Banzhaf v. Carnation Co.

BISTLINE, Justice,

specially concurring.

Agreeing that this case should be reversed and remanded in light of our opinions in Sines v. Appel, 103 Idaho 9, 644 P.2d 331 (1982), and Iverson v. Gordon Farming Co., 103 Idaho 527, 650 P.2d 669 (1982), I have joined the opinion of Justice Huntley.

As noted by the Court, the Commission’s view was that a workmen’s compensation award could only be reopened “upon a showing of fraud or a change in condition.” In doing so, the Commission relied upon several of this Court’s opinions:

“The Idaho Supreme Court consistently has held that an approved compensation agreement is res judicata (final and conclusive) as to all issues which were raised or which might have been raised at the time the agreement was approved, subject to modification upon a showing of fraud or a change in condition. Rodius v. Coeur d'Alene Mill Co., 46 Idaho 692, 271 P. 1 (1928); Reagan v. Baxter Foundry & Machine Works, 53 Idaho 722, 27 P.2d 62 (1933); Zapantis v. Central Idaho Min. & Mill. Co., 61 Idaho 660, 106 P.2d 113 (1940); Pruett v. Cranston Chevrolet Co., 63 Idaho 478, 121 P.2d 559 (1941); and *704Nitkey v. Bunker Hill & Sullivan Mining & Concentrating Co., 73 Idaho 294, 251 P.2d 216 (1952).
“An approved compensation agreement cannot be cancelled and a new award entered on the grounds that the original award is inadequate or based on an erroneous determination of the extent of the claimant’s disability. Zapantis v. Central Idaho Min. & Mill. Co., supra; Pruett v. Cranston Chevrolet Co., supra; and Nitkey v. Bunker Hill & Sullivan Mining & Concentrating Co., supra. The proper remedy where the degree of disability specified in an award is thought to be inadequate or to have been incorrectly determined is an appeal from the award, not a subsequent petition for modification. Wanker [Wanke] v. Ziebarth Construction Co., 69 Idaho 64, 202 P.2d 384 (1949). No appeal was taken from the compensation agreement. Consequently, the compensation agreement is final and conclusive regarding the nature and extent of the claimant’s permanent disability as it existed at the time the agreement was approved. That agreement can be modified only upon proof of fraud or a change in condition, no other errors capable of being corrected. Zapantis v. Central Idaho Min. & Mill. Co., supra.”
R., pp. 33-34.

The Commission, however, failed to consider that the cases upon which it relied were decided at a time when the only statutory basis for modification of an award was on the ground of change of condition. See Sines, supra, 103 Idaho at 12, 644 P.2d at 334. In apparent recognition of the injustice that could result in some situations, the legislature amended the statute pertaining to modification of awards, setting forth fraud and manifest injustice as additional grounds for reopening an award. I.C. § 72-719.

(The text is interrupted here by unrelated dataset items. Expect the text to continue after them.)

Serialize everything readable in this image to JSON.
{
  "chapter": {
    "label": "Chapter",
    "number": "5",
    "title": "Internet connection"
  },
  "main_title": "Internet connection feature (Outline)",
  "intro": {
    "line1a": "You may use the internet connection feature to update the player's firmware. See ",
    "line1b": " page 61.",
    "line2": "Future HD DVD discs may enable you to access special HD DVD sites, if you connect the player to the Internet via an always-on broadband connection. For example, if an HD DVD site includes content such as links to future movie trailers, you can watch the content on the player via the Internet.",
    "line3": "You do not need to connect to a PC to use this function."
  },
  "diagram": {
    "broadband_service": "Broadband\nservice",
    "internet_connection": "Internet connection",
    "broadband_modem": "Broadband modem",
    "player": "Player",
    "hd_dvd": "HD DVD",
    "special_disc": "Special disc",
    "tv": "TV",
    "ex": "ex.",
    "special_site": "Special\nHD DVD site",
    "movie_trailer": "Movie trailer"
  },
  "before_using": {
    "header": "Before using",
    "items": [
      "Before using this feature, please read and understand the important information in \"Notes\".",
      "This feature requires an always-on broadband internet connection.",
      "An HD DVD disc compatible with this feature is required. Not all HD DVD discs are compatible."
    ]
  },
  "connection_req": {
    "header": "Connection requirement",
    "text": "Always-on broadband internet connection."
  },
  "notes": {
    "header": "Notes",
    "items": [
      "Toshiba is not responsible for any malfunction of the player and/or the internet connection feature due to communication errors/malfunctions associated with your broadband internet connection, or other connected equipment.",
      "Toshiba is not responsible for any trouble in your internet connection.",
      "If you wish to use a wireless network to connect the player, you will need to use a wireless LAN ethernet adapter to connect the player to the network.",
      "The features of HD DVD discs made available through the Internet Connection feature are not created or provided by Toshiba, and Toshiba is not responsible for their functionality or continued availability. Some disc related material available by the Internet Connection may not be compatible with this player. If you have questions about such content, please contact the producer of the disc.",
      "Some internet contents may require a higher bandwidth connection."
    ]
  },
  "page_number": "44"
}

In light of the history of the statutory grounds for modification of workmen’s compensation awards and in conformance with this Court’s recent opinions in Sines and Iverson, not only can the Commission reopen a case if manifest injustice exists, but the Commission should do so liberally, whether upon its own motion or that of a party, so as to further the goals of the workmen’s compensation laws:

“A very worrisome aspect of I.C. § 72-719 is that provision which seems to say that a proceeding ‘to correct a manifest injustice’ will be made by the Commission on its own motion. I understand by our holding today that we are making it known that claimants, and in some instances, employers and their sureties, are not precluded from making the same motion, and thereby triggering what I perceive to be a very broad equitable power conferred by the legislature upon the Commission. This is as it should be. It must be remembered that at one stage in the field of Workmen’s Compensation law, appeals did not proceed directly from the Commission into the Supreme Court; claimants were first entitled to take an appeal ‘to the district court of the county in which the injury occurred’ and the case was thereafter tried by the court in a review limited to questions of law. Idaho Code Annotated §§ 43-1408-1409 (1932). The district court was specifically authorized to have regard for ‘any irregularity or error’ which was to the damage of a party. I would assume that the district court could also have used its inherent equitable powers to avoid or correct a manifest injustice had the occasion arisen necessitating that it do so.
“Similarly, I assume today, with equal confidence, that the 1971 legislature had in mind that the Commission, which is now the only tribunal to which a claimant has access other than this Court, should have the same broad equitable powers of a district court in order to fulfill its function of providing sure and certain relief for the injured working man or woman. Hence, it is important that the Commission realize the extent of its power, a power which, by its makeup, it can most competently and effectively administer.” *705Sines, supra, 103 Idaho at 18, 644 P.2d at 340 (Bistline, J., specially concurring) (footnote omitted).